MLflow Example - LLM - Databricks¶
In this tutorial we will use Giskard LLM Scan to automatically detect issues on a Retrieval Augmented Generation (RAG) task. For simplicity, we consider a simple langchain
model. Here’s a snapshot of the report that the integration can produce, but more on that later.
Question Answering over the IPCC Climate Change Report¶
In order to highlight the MLflow-Giskard integration and how it can help debug LLMs, we will walk through a practical use case of using the Giskard LLM Scan and the MLflow evaluate
API on a Retrieval Augmented Generation (RAG) task: Question Answering based on the 2023 Climate Change Synthesis Report by the IPCC.
In the following example, we illustrate the procedure using OpenAI Client that is the default one; however, please note that our platform supports a variety of language models. For details on configuring different models, visit our 🤖 Setting up the LLM Client page
By the end of this notebook, we should be able to achieve the following goals:
Evaluate the
langchain
models powered bygpt-3.5-turbo-instruct
(read this for details) andgpt-4
.Compare the results using the MLflow user-interface.
Prerequisites 🔧¶
To begin the setup, make sure to install the following packages:
[ ]:
%pip install mlflow "giskard[llm]" -q
[ ]:
%pip install langchain langchain-openai openai "pypdf<=3.17.0" faiss-cpu tiktoken pyngrok -q
After completing the installation process, you will be able to observe giskard as part of MLflow’s evaluators:
[ ]:
import mlflow
import giskard
mlflow.models.list_evaluators() # ['default', 'giskard']

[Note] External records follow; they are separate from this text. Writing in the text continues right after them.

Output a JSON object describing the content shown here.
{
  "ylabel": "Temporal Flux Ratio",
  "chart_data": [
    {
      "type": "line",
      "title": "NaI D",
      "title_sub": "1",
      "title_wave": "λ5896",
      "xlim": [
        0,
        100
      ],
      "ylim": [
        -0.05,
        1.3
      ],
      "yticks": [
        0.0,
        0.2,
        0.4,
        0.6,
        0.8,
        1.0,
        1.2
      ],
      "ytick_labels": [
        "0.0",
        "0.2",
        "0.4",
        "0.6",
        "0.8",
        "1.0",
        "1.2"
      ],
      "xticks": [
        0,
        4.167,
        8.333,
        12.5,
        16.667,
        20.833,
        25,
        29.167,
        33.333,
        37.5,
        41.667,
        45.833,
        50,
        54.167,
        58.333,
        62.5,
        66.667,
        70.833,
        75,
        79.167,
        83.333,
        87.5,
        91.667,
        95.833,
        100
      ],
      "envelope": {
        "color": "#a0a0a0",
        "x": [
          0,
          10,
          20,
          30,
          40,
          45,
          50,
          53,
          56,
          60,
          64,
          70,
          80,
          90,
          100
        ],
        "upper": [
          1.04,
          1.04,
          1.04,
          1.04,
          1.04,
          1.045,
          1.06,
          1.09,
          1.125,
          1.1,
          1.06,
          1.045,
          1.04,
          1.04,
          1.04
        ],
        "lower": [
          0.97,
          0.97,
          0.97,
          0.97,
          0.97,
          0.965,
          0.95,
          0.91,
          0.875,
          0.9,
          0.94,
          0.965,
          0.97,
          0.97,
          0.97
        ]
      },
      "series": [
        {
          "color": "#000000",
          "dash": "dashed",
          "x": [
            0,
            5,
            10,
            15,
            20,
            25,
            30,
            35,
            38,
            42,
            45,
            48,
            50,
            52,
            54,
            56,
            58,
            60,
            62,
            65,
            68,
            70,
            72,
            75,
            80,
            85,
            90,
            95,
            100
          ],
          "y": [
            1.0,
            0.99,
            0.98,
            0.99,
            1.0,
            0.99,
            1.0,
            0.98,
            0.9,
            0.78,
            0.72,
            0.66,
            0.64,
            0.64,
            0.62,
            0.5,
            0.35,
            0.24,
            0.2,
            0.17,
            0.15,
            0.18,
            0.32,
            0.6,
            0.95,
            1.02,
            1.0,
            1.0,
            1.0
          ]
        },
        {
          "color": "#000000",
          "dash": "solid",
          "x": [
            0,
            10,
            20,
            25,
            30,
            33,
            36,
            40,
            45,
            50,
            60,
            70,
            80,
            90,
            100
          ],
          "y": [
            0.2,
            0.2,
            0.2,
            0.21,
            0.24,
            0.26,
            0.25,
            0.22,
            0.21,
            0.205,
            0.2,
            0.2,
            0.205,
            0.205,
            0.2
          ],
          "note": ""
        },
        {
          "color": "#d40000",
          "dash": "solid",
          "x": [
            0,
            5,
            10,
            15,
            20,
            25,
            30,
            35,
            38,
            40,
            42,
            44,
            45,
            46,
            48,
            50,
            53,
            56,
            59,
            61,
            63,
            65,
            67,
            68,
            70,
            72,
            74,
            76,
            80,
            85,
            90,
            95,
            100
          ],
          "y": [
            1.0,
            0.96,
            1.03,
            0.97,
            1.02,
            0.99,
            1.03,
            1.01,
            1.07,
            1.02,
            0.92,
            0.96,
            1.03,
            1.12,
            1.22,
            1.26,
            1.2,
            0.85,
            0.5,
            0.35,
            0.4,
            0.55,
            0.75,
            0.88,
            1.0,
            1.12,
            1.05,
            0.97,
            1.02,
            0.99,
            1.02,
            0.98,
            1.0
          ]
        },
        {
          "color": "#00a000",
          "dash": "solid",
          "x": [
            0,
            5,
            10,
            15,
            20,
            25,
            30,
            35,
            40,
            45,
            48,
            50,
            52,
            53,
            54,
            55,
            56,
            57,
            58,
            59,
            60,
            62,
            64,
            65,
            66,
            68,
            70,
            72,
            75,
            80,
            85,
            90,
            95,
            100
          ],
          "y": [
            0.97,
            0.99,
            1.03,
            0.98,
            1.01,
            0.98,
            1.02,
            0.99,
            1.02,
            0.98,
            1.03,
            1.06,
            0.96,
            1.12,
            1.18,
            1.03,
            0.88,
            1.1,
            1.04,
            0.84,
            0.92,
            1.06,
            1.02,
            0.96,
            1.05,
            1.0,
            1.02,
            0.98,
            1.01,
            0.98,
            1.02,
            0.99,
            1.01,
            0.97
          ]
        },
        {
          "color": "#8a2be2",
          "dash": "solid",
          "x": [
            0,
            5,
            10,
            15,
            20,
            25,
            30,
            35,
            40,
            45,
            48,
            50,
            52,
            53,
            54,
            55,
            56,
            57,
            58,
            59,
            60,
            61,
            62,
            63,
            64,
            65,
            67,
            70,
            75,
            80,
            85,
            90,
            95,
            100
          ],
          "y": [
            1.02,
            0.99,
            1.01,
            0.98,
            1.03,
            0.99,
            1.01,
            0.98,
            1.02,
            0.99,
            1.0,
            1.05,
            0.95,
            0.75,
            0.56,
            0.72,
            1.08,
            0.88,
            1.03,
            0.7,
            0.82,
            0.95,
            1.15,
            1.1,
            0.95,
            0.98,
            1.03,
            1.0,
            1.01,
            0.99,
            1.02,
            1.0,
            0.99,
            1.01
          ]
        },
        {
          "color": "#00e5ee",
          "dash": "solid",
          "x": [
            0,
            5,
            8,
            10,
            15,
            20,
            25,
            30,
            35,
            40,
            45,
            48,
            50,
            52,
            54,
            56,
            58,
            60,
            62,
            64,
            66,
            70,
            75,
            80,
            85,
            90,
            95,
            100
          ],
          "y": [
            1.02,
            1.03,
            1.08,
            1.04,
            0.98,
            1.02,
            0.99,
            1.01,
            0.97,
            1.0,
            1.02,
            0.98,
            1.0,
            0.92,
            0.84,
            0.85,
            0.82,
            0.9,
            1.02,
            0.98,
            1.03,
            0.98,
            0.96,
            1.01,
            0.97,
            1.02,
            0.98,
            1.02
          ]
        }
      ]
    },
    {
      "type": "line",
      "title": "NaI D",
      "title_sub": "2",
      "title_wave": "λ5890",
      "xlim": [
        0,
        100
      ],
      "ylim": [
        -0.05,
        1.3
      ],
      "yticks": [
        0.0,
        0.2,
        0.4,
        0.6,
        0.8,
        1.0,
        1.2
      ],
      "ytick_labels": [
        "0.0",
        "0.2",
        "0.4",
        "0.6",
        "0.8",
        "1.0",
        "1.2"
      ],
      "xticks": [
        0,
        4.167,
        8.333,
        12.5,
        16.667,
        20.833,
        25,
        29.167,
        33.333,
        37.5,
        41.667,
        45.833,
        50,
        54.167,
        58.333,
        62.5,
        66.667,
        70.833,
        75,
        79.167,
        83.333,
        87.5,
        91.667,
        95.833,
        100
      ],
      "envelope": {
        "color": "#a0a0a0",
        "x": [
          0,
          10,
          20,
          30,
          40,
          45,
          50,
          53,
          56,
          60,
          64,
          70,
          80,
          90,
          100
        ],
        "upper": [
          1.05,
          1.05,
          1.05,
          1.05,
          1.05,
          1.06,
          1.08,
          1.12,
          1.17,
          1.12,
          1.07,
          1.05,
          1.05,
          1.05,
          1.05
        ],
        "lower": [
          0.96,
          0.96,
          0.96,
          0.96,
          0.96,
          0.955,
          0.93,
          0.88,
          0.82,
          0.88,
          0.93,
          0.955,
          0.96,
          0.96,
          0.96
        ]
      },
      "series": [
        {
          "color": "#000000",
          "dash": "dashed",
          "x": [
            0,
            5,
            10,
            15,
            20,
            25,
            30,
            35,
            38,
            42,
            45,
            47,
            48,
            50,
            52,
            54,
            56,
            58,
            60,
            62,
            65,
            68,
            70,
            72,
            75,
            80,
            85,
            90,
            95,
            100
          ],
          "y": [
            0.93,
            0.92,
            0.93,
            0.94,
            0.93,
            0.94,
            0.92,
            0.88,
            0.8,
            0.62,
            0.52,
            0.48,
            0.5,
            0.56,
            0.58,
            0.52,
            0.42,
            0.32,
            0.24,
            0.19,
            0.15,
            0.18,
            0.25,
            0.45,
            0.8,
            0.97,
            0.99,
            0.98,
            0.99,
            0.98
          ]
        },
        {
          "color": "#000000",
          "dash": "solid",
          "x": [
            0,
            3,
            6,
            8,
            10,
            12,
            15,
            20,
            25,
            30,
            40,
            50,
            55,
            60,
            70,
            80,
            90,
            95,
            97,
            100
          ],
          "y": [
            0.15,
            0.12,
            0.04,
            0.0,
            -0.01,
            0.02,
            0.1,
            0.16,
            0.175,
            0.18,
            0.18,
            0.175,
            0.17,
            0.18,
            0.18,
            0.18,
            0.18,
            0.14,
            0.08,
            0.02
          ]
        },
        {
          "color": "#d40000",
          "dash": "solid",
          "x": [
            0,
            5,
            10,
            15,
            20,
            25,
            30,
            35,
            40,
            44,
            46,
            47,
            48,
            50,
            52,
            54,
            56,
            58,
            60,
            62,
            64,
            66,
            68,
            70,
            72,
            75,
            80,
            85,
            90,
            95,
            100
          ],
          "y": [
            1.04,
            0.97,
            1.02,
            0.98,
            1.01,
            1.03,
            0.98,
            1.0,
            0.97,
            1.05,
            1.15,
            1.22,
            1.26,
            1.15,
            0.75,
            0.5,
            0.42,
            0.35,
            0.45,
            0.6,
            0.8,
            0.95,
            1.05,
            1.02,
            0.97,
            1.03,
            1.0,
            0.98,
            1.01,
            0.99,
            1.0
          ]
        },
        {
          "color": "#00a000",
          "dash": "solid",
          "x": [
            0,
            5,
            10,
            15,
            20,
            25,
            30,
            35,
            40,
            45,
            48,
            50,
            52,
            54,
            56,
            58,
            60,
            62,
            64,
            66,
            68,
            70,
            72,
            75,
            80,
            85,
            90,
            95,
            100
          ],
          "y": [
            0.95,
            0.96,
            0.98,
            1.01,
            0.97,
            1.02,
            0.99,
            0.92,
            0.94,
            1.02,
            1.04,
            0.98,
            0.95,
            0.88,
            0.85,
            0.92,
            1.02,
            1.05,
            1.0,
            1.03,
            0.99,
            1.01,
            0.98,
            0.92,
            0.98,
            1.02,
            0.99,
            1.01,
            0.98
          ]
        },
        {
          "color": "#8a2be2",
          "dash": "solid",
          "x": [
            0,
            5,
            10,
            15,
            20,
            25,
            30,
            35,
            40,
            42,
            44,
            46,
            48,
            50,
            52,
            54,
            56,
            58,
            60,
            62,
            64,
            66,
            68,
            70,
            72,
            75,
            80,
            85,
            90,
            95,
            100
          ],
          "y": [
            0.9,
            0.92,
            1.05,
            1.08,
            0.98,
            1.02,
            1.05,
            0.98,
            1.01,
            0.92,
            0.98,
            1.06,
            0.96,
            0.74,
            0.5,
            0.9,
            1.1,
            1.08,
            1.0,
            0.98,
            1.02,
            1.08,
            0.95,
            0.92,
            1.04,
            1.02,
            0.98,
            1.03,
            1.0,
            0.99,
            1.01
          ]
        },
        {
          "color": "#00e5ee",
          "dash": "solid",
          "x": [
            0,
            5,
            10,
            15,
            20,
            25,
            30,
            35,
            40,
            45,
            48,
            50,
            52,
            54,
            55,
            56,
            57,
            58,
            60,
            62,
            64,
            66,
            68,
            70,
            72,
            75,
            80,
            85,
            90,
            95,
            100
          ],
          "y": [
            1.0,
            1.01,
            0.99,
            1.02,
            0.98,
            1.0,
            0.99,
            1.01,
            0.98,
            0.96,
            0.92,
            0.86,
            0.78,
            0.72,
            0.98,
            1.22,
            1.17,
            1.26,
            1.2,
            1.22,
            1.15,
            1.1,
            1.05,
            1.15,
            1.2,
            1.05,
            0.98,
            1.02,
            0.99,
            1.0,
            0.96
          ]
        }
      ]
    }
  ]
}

Finally, let us configure the OpenAI ChatGPT API key:
[ ]:
import os
# See https://help.openai.com/en/articles/4936850-where-do-i-find-my-secret-api-key
os.environ['OPENAI_API_KEY'] = "sk-XXX"
Loading the IPCC report into a vector database¶
Let us start by processing the IPCC climate change report from a PDF into a vector database. For this, we first use the pypdf
library to load process the PDF into array of documents, where each document contains the page content and metadata with page number.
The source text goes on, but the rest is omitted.